Epson CX5400 Printer - Excellent Choice
3 of 3 people found this review helpful.
After reading all of these reviews, some are fair and some not. I have used this same printer for personal and business use for over 2 years and absolutely love it. Print quality is excellent, photo quality is best I have seen in a multi-function printer, and scan quality is excellent.
As far as the ink clogging issue, it is like anything else, if you take care of it, you will not have any problems. Don't let the ink run out, change it when it tells you and don't try to refill them, they leak and cause problems.
As far as the Epson inks vs. generic, the generics work fine and will not damage your printer, that’s a marketing scam. It is my opinion that you should not use Durabrite or any resin-bonded pigment ink in your Epson multi-function printer. The main reason to use Durabrite would be if you are strictly printing photos on photo quality paper and you want the print to last forever (70 to 100 years) without fading or color loss. In this case, you should use a printer that is designed strictly for photos and not a multi-function. The difference between Durabrite inks and generics are the Durabrite inks are archival quality and resin-bonded and the generics are dye or pigmented, you can get archival quality in generics but almost as expensive as Durabirte.
With non resin-bonded inks, the printer will last until the print heads burn out, which they eventually do on all ink jets, but that will be many years from now.
I have stripped down many Epson printers to try and get them working again.

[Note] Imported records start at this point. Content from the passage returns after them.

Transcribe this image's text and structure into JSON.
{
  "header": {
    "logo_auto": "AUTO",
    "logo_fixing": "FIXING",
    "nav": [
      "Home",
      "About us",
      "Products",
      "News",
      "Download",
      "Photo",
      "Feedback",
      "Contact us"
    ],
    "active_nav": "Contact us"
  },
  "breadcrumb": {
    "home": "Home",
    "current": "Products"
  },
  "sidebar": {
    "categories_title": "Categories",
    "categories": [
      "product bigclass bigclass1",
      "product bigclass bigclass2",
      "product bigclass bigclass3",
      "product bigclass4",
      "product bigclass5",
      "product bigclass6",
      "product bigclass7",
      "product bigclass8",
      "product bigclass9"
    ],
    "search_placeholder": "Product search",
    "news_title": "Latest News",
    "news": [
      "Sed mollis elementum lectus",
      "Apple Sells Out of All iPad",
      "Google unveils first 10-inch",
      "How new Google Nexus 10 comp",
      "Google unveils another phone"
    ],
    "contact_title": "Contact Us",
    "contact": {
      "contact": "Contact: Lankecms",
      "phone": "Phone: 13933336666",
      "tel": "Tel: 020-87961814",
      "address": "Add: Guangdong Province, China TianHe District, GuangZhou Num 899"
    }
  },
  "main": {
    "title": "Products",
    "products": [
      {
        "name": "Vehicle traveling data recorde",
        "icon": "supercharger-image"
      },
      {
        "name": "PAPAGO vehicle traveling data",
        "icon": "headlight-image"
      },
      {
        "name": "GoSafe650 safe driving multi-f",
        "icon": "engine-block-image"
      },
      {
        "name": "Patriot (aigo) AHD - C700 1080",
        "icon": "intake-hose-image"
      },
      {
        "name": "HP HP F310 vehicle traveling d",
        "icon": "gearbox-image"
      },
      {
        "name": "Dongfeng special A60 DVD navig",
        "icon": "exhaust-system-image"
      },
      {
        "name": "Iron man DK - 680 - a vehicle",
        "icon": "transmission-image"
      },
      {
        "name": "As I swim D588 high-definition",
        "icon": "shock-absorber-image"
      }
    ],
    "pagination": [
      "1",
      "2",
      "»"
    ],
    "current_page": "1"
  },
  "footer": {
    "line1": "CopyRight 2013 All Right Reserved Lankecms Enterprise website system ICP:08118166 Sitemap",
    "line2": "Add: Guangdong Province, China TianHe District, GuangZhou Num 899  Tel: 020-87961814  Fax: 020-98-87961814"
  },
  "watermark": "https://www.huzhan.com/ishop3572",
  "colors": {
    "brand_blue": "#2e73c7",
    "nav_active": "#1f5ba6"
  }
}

In each case, the print heads were blocked in some or all the channels. Durabite inks are different in the way they dry out and what solvents will recover them, once the ink jets get dry not even the Epson solvents will clear them.
If you want to use Durabrite or a resin-bonded pigment ink, for archival reasons, in your Epson multi-function printer then I would suggest you do the following:
1. Use non resin-bonded pigment ink for most of your printing.
2. Switch to the Durabrite inks and print all your photos in one batch.
3. When done, clean the jet ports with solvent, clean the ink pump lines all the way to the waste pads, and then put the non-durabrite inks back in. I suppose you could try just putting the non-durabrite inks back in without cleaning the jet ports and let the non-durabrite inks flush out the durabrite inks but have never tried this, the time involved in researching this is not practical, so not sure how this will work.